清澄の楽曲の起点であり終点である潮:感情と音楽に共通する水のメタファー:繰り返す連鎖反応

 清澄が自然音を採録したこと、日常生活の途中で急に苦しそうに「音、鳴らしたい」と言い出すこと、再三騒音を注意されているらしいのに自宅で音を出すのをやめていないこと、自身の作った曲を録音保存して音源化していること、これらを見てまず抱いたのは、「清澄って自分一人のために音楽をやっているけれど、ただ吐き出すだけにとどまらず完成させて録音するところまでやるんだなあ」という感想でした。
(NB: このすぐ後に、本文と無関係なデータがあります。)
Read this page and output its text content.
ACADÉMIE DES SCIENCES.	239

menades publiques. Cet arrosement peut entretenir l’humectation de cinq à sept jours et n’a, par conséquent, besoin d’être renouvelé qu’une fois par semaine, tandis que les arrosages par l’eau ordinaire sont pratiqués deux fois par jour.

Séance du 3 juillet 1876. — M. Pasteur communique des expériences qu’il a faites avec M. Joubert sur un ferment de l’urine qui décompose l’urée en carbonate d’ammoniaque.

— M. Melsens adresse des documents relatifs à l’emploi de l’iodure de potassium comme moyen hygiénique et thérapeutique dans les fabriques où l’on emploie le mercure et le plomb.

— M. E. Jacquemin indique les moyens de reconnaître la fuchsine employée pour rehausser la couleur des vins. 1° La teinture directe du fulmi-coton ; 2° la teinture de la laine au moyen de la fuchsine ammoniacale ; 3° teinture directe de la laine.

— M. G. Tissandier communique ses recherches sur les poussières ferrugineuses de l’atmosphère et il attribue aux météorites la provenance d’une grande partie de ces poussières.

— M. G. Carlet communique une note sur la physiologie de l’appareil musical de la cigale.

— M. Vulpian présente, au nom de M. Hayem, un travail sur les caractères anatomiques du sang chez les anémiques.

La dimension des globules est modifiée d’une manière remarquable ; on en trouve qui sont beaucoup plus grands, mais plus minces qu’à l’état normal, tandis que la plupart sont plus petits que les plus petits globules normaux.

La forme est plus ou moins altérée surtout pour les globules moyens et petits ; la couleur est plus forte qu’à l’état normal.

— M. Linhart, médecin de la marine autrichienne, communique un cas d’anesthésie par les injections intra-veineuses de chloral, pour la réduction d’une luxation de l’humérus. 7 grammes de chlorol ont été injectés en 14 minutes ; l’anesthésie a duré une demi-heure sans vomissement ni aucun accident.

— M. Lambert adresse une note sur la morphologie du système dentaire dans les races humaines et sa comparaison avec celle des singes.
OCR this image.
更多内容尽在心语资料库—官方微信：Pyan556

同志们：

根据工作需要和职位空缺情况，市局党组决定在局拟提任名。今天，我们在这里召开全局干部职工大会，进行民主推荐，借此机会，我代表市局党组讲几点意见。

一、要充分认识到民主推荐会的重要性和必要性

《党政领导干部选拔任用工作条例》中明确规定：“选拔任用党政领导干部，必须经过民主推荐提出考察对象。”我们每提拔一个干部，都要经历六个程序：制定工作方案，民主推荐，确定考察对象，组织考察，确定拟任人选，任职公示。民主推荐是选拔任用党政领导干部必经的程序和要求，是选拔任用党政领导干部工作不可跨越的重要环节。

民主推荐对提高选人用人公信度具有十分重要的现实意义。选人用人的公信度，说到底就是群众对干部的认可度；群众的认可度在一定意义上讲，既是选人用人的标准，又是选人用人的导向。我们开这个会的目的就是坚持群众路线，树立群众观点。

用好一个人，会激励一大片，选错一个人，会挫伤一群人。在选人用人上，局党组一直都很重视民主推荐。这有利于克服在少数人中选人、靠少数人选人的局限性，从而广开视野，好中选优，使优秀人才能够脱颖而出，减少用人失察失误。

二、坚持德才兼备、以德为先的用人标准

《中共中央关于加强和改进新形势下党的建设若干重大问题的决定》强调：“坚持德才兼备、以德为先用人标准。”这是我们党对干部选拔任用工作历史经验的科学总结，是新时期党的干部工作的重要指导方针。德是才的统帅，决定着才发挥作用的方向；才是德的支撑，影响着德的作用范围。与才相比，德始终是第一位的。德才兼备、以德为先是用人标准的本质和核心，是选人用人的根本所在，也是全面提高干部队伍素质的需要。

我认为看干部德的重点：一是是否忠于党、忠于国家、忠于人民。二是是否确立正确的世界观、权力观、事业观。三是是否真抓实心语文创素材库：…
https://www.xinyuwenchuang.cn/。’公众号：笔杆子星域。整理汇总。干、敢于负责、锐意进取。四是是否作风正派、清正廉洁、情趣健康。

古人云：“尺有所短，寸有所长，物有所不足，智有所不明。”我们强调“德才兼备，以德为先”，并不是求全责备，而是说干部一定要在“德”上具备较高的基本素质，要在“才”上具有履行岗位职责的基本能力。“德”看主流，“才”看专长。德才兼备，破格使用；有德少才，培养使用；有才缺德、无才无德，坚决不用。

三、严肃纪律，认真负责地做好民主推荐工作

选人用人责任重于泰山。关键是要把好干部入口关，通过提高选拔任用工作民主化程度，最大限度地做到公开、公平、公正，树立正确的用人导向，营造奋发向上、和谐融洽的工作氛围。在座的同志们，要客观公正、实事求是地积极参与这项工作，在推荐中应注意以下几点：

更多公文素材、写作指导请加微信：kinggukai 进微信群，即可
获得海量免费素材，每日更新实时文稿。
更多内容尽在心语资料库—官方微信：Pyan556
 個人的な体験談ですが、私は学生時代から文章を作るのが好きで、学生時代から今に至るまで、小説や感想文や詩を書くことを続けています。ところが、仕事や生活が忙しくなってくると、そういった自分の好きな物事にさえ手が回らなくなって、とにかく意味のある文章を作ることが難しくなります。ただ、頭は考え事で破裂しそうになるので、そういう時、私は延々と回文を作ります(意味をそこまで持たせなくてよく、言葉が勝手に連なり出すので、作っていて気持ちがいいし、頭に浮かんでいるフレーズはずらずら排出できるので楽になる)。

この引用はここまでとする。